Dans son mémorandum adressé au Premier ministre et ministre des Finances, sir Anerood Jugnauth, dans le cadre de la préparation du budget 2016/17, le Mouvement pour l’Autosuffisance alimentaire (MAA) réclame trois bateaux de pêche semi-industrialisés, la mise en place d’une unité de transformation du poisson et un soutien de l’État à son projet School Bac Organic Gardening (SBOG), lancé dans 25 écoles primaires à travers le pays.

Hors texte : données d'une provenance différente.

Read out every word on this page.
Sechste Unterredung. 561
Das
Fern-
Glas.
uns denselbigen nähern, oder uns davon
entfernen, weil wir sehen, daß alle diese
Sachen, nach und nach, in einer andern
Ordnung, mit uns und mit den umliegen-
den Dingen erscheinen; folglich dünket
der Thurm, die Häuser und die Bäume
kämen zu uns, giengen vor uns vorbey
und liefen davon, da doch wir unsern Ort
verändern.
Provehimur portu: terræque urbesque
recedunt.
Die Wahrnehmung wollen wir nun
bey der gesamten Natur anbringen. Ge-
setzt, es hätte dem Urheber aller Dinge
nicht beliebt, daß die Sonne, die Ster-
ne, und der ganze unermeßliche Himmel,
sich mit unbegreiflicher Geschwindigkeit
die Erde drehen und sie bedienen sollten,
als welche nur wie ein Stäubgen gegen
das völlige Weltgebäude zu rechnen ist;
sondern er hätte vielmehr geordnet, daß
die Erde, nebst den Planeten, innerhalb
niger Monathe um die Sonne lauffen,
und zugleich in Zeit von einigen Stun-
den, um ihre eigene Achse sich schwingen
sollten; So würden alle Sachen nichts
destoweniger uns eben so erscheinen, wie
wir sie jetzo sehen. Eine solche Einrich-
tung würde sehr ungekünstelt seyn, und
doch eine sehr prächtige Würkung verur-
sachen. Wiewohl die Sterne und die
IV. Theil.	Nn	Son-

Le Manager de cette ONG spécialisée dans l’agriculture, Éric Mangar, indique que les trois bateaux semi-industrialisés sont destinés à trois sociétés coopératives, soit Bain-des-Dames Fishermen Cooperative Society, Perle-Noire Fishermen Cooperative Society et Egret Bank Fishermen Cooperative Society. « Nous avons soumis au ministère de la Pêche et de l’Économie océanique notre projet, dont le coût s’élève à Rs 21,6 M », dit-il. Les membres de ces trois sociétés coopératives ont de l’expérience dans la pêche sur les bancs. Ils devraient suivre les mêmes pas que les pêcheurs de la Med Fishing Cooperative Society qui ont déjà leur propre bateau et qui ont déjà effectué une quinzaine de sorties en mer depuis 2013. Ils ont rapporté en moyenne 3,5 tonnes de poisson à chaque sortie. Le MAA souhaite que le gouvernement offre un “grant” de 100 % à ces sociétés pour leur permettre de réaliser leur projet. De son côté, l’ONG offrira une formation à la gestion de ces bateaux de pêche.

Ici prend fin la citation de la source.